期刊
CEREBRAL CORTEX
卷 20, 期 7, 页码 1539-1555出版社
OXFORD UNIV PRESS INC
DOI: 10.1093/cercor/bhp214
关键词
ChAT; electron microscopy; IPSC; nAChR; VAChT
资金
- Italian Telethon Foundation [GP0023Y01]
- Italian Ministry for University and Scientific Research
- Fondazione Banca del Monte di Lombardia
- Ingenio Program of Lombardy Region
By regulating the neocortical excitability, nicotinic acetylcholine receptors (nAChRs) control vigilance and cognition and are implicated in epileptogenesis. Modulation of gamma-aminobutyric acid (GABA) release often accompanies these processes. We studied how nAChRs regulate GABAergic transmission in the murine neocortex with immunocytochemical and patch-clamp methods. The cholinergic fibers densely innervated the somatosensory, visual, motor, and prefrontal cortices (PFC). Laminar distribution was broadly homogeneous, especially in the PFC. The cholinergic terminals were often adjacent to the soma and dendrites of GABAergic interneurons, but well-differentiated synapses were rare.
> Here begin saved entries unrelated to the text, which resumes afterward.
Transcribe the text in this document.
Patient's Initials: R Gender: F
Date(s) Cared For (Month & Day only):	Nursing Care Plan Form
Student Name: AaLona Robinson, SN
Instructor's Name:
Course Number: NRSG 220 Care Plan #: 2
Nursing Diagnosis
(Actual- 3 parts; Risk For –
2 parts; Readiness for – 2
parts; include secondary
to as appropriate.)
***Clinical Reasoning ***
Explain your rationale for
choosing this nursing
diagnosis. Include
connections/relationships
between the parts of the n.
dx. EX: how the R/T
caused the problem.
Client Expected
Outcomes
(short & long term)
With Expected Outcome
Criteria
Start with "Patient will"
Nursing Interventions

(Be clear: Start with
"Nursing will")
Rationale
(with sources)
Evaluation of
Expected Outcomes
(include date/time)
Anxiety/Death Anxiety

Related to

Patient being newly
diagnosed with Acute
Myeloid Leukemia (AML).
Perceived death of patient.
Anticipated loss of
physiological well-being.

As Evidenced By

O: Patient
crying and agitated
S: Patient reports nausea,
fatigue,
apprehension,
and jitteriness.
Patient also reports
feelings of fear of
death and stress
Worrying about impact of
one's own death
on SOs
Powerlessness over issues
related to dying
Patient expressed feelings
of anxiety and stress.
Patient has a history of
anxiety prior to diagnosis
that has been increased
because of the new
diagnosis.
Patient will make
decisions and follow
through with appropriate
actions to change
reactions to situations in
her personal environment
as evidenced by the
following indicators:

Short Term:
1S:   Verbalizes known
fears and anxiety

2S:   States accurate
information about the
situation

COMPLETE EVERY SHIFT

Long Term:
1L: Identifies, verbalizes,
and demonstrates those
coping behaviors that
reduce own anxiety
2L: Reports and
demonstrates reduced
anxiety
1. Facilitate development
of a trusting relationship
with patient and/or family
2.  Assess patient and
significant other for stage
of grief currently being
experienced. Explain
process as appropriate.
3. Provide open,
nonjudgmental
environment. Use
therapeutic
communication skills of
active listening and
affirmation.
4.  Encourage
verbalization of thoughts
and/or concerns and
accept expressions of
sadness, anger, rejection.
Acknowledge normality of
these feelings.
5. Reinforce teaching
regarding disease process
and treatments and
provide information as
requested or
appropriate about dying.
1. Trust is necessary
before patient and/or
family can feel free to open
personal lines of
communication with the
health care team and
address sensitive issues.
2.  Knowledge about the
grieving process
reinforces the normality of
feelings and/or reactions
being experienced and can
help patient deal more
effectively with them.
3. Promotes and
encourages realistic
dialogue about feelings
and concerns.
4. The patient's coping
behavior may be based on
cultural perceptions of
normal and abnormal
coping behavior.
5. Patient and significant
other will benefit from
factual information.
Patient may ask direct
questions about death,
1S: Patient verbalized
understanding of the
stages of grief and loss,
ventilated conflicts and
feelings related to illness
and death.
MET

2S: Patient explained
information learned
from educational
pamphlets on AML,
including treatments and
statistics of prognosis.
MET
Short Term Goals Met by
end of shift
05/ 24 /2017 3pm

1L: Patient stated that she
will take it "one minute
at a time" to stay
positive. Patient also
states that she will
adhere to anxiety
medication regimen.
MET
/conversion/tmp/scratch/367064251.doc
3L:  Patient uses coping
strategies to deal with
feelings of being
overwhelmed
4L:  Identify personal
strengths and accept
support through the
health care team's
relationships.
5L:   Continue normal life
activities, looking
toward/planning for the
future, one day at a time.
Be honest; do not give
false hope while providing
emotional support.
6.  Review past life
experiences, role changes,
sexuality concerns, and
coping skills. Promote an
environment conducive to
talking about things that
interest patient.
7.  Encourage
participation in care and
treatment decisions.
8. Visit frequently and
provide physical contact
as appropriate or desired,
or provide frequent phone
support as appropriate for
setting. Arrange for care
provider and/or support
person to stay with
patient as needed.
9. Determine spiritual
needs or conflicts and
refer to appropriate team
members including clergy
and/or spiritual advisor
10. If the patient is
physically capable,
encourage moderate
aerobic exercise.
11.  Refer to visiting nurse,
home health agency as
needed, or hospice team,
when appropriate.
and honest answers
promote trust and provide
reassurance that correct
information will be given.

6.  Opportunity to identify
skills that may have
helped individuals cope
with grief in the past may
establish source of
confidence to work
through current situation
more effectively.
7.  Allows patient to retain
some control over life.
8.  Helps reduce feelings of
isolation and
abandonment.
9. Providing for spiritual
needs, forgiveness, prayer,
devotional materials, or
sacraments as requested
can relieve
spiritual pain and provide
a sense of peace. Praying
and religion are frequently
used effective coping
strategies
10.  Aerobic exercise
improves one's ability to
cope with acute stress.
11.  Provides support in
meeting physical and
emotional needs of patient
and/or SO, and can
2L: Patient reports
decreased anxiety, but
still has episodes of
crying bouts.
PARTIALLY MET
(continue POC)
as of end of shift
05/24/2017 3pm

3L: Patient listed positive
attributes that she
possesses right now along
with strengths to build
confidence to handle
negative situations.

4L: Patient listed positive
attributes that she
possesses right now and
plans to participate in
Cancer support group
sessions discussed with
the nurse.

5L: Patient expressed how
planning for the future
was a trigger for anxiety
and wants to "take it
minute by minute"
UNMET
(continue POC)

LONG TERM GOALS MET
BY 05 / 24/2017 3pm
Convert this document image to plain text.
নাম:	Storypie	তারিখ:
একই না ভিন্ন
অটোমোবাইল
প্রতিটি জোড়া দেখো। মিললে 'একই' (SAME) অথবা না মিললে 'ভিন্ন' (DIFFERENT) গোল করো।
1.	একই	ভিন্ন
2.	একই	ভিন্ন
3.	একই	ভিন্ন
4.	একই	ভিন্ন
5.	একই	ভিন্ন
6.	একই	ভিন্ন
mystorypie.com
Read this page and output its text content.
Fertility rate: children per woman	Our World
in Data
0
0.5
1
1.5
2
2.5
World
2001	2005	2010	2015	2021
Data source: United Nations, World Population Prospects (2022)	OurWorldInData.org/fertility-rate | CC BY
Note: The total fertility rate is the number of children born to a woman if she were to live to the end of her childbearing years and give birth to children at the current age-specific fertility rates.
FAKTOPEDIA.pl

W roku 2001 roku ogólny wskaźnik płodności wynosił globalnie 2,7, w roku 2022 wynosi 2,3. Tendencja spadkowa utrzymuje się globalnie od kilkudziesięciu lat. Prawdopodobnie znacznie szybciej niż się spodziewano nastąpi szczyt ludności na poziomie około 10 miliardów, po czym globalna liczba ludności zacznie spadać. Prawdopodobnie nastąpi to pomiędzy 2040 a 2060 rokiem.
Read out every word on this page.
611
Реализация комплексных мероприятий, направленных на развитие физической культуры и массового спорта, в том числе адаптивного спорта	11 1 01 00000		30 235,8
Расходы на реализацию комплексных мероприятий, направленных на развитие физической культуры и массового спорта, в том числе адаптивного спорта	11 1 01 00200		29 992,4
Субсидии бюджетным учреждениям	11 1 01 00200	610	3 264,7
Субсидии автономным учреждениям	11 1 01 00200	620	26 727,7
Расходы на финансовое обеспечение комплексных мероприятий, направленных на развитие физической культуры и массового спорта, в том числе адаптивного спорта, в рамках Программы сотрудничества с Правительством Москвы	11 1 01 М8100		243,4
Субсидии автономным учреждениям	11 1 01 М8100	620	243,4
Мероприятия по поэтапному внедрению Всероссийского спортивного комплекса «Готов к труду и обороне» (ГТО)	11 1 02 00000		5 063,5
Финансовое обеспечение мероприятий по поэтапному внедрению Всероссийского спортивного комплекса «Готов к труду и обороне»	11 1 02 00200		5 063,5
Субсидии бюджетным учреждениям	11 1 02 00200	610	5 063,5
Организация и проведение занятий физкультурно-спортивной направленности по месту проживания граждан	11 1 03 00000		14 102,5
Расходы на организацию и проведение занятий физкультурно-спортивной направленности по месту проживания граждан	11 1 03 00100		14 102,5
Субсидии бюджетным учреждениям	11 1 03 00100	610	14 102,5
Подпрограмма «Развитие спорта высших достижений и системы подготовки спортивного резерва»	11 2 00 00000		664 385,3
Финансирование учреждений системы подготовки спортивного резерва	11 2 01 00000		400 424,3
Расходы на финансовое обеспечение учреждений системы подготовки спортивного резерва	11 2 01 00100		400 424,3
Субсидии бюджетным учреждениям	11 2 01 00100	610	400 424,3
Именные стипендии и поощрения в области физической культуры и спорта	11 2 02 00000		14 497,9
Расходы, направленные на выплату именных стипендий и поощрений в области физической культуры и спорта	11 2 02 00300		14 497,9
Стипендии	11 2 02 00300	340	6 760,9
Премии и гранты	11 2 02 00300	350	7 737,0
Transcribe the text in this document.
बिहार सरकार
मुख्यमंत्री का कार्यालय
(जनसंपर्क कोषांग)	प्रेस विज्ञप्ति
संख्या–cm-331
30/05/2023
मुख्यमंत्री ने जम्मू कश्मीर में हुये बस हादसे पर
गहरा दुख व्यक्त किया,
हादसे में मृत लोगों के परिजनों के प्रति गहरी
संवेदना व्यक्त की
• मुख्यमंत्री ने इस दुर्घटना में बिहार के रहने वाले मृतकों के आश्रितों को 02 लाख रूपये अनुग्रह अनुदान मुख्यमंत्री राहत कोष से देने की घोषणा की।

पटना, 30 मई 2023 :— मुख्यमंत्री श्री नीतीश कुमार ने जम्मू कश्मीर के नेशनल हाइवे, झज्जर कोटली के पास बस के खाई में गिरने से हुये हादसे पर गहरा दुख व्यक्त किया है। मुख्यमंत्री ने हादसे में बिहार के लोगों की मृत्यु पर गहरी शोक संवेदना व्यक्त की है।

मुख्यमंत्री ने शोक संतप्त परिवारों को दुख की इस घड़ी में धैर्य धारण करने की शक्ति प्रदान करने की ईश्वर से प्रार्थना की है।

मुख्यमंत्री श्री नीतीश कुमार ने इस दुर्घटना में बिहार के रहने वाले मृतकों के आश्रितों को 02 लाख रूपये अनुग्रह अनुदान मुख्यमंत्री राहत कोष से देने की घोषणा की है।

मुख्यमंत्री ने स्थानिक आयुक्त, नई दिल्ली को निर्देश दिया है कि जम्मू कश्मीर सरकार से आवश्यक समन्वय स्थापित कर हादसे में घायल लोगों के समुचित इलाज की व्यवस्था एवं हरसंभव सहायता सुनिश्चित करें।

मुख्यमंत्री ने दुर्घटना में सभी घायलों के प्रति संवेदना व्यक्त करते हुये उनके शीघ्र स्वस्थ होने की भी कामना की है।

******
Tonically applied nicotine (1-100 mu M) increased the frequency of spontaneous GABAergic inhibitory postsynaptic currents (IPSCs) on pyramidal neurons in PFC layer V. The contribution of nAChR types was assessed by using 1 mu M dihydro-beta-erythroidine (DH beta E), to block heteromeric nAChRs, and 10 nM methyllycaconitine (MLA), to block homomeric nAChRs. Both inhibitors antagonized the effect of nicotine on IPSCs, suggesting that mixed nAChR types control pyramidal neuron inhibition in layer V. To determine whether nAChRs are expressed on basket cells' terminals, we studied miniature IPSCs (mIPSCs). These were revealed using 0.5 mu M tetrodotoxin and 50 mu M Cd2+ to isolate the GABAergic terminals from the action potential drive. The nicotinic stimulation of mIPSCs was antagonized by DH beta E, but not MLA, indicating that heteromeric nAChRs prevail in GABAergic terminals. Immunocytochemistry confirmed the expression of nAChRs on basket cells' somata and terminals. Finally, when the ionotropic glutamatergic transmission was blocked, nicotine partially inhibited the IPSCs, an effect counteracted by both DH beta E and MLA. Therefore, a fraction of nAChRs are capable of activating GABAergic interneurons that in turn inhibit other GABAergic interneurons, thereby reducing the IPSCs. We conclude that heteromeric nAChRs control GABA release presynaptically, whereas mixed nAChRs regulate both excitation and inhibition of interneurons, the balance depending on the overall glutamatergic drive.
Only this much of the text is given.